A sua imagem e o seu nome, Maria, deram equilíbrio para os meus primeiros passos; choros de insegurança; e as minhas péssimas notas no colégio. Seu olhar atento passava o recado: “Estou aqui para ajudar, siga, vai dar certo!”.
Suas mãos, quando necessário, me puniam severamente.
Hoje, adulto, tenho noção de que muito do seu lado rígido, vem da secura das terras da caatinga nordestina, de sua infância analfabeta e feita de fome. Vem da perseguição policial e dos espaçamentos que o vovô, seu pai, sofreu por ser comunista.
Vida tensa, esta sua vida, mamãe!
Desde o meu nascimento e o de todos os meus oito irmãos, você nunca pode perder de vista que um pequeno descuido colocaria em risco a vida de dezenas de companheiros. Então, a disciplina e as poucas palavras passaram a ser a sua marca.
Destacada para garantir a segurança do secretário geral do Partido Comunista Brasileiro (PCB), Luiz Carlos Prestes, em 1951, na cidade de São Paulo, você se apaixonou por ele. E ele por você. Namoro eterno, interrompido pela morte de papai, em 1990, que já faz 28 anos!
Lembro de você de pé, firme, ao lado dele, nos últimos dias da despedida. Sempre com um vidrinho de remédio da homeopatia nas mãos, como se nele estivesse aquela gota que poderia salvar o papai da morte.
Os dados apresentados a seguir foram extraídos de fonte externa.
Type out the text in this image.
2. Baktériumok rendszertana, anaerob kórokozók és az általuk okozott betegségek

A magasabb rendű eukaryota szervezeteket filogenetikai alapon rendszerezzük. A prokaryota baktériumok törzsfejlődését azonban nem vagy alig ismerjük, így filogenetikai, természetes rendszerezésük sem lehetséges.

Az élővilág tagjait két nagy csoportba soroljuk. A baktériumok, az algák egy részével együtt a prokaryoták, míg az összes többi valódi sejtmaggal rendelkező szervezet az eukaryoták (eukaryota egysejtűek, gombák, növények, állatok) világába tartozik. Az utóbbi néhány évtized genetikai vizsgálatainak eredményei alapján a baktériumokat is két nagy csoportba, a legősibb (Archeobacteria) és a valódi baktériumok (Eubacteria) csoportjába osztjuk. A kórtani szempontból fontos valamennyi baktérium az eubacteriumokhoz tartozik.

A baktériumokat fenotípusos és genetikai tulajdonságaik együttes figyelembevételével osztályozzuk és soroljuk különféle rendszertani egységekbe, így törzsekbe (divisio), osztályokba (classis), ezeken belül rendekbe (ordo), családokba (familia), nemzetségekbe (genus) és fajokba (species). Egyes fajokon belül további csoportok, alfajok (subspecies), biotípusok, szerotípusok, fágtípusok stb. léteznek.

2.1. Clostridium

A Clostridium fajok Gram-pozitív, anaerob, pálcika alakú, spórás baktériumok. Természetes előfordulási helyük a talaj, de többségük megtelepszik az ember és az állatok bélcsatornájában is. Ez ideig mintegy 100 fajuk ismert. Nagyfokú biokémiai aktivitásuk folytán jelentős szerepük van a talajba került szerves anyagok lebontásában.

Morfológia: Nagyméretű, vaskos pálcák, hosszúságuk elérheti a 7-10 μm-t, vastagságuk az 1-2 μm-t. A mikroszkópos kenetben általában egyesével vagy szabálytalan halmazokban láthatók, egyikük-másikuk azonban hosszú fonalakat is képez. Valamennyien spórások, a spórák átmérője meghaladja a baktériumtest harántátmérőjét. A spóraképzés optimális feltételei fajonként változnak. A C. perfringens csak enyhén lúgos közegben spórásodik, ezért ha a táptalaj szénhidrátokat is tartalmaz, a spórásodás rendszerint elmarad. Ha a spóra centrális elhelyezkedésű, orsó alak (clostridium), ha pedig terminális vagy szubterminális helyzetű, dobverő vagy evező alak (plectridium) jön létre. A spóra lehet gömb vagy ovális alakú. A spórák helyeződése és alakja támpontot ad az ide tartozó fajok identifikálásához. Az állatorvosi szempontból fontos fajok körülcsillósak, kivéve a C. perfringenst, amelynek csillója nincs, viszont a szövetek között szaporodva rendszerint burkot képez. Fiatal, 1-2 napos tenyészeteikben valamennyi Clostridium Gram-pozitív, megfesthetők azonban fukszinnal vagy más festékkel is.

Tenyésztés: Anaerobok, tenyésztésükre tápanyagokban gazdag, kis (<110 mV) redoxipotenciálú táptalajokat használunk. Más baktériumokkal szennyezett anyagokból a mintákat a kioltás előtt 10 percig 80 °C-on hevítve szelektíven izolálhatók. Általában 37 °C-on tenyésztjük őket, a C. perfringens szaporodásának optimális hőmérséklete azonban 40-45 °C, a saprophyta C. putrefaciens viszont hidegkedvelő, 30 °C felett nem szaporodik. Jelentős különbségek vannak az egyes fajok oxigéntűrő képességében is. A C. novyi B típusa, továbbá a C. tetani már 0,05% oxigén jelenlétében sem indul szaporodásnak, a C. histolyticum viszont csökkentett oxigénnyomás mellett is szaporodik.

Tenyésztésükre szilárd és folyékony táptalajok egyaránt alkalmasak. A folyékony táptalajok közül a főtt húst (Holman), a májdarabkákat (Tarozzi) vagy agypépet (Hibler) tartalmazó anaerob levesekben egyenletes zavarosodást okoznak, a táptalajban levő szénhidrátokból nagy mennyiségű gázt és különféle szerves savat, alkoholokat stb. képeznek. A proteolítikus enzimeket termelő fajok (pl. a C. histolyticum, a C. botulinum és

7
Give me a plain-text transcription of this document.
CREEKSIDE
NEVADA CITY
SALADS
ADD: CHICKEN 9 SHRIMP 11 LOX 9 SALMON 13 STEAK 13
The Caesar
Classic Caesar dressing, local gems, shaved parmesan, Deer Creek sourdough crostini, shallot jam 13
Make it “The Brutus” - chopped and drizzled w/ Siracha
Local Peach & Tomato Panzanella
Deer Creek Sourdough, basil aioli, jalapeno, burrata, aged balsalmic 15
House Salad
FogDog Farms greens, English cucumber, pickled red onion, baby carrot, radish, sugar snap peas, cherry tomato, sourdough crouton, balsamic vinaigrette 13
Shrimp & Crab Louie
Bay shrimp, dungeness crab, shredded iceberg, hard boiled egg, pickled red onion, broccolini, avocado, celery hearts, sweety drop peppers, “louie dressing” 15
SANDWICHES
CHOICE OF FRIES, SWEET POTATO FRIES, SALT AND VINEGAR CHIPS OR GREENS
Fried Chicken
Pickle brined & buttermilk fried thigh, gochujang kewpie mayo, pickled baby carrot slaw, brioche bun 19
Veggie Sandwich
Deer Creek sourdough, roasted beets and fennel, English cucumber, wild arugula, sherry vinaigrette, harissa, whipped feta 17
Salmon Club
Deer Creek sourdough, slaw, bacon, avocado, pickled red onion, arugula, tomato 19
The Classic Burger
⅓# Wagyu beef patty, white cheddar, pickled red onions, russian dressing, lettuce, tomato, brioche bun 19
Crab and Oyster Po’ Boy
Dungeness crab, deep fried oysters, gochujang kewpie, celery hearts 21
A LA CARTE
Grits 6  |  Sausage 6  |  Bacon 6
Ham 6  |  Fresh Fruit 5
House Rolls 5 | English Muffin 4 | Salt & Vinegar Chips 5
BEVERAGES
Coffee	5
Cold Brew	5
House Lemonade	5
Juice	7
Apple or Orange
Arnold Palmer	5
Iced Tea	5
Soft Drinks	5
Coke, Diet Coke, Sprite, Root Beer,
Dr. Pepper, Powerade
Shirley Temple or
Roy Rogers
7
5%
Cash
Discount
Morte - como esta senhora - rondou a sua casa, durante os anos de clandestinidade (1951/1959) e os anos após o golpe militar (1964/1979). Até mesmo no exílio, não havia tranquilidade para você. A vigilância tinha que ser permanente, para que o seu “Pedro” (este era o nome clandestino pelo qual você chamou o papai, toda a vida) pudesse viajar pelo mundo, denunciando os crimes dos generais fascistas que se apossaram do poder no Brasil. Homens que, sem escrúpulos, assassinaram e desapareceram com centenas de patriotas nas masmorras, através da tortura.
Quantas viagens você fez ao seu lado: por todas as 15 repúblicas da União Soviética; pela República Democrática Alemã; Bulgária; Romênia; Checoslováquia; Hungria; Iugoslávia; Cuba; Portugal; França; Grécia; Moçambique; Angola; Argentina; Uruguai; e pela Nicarágua. Será que me esqueci de algum país?
Por outro lado, não existe estado brasileiro que não conheceu o seu jeito discreto e invisível de cuidar do grande amor de sua vida!
Quanta ingratidão com você, mamãe, da parte de minha irmã Anita Leocádia Prestes, filha da Olga Benário, primeira esposa do papai. Imagine que, ao realizar a exposição do Memorial Luiz Carlos Prestes, em Porto Alegre, ela sequer citou o seu nome: Maria. Pior, abaixo da única foto onde você aparece linda, nos seus trinta e tantos anos, a legenda é a seguinte: “Prestes com a esposa e filhos”.
Primeiro, fiquei intranquilo e emocionalmente abalado. Depois pensei: tudo bem! O nome do seu “Pedro” não está lá. Então, deixa como está! Serve de registro da indiferença, do descaso e da maldade que foi capaz de cometer uma historiadora que diz que aplica a ciência marxista nos seus estudos científicos.
Depois, já que não está lá o nome do seu “Pedro”, que fique sem o nome da Maria que pertenceu e pertence a Prestes, até os dias de hoje.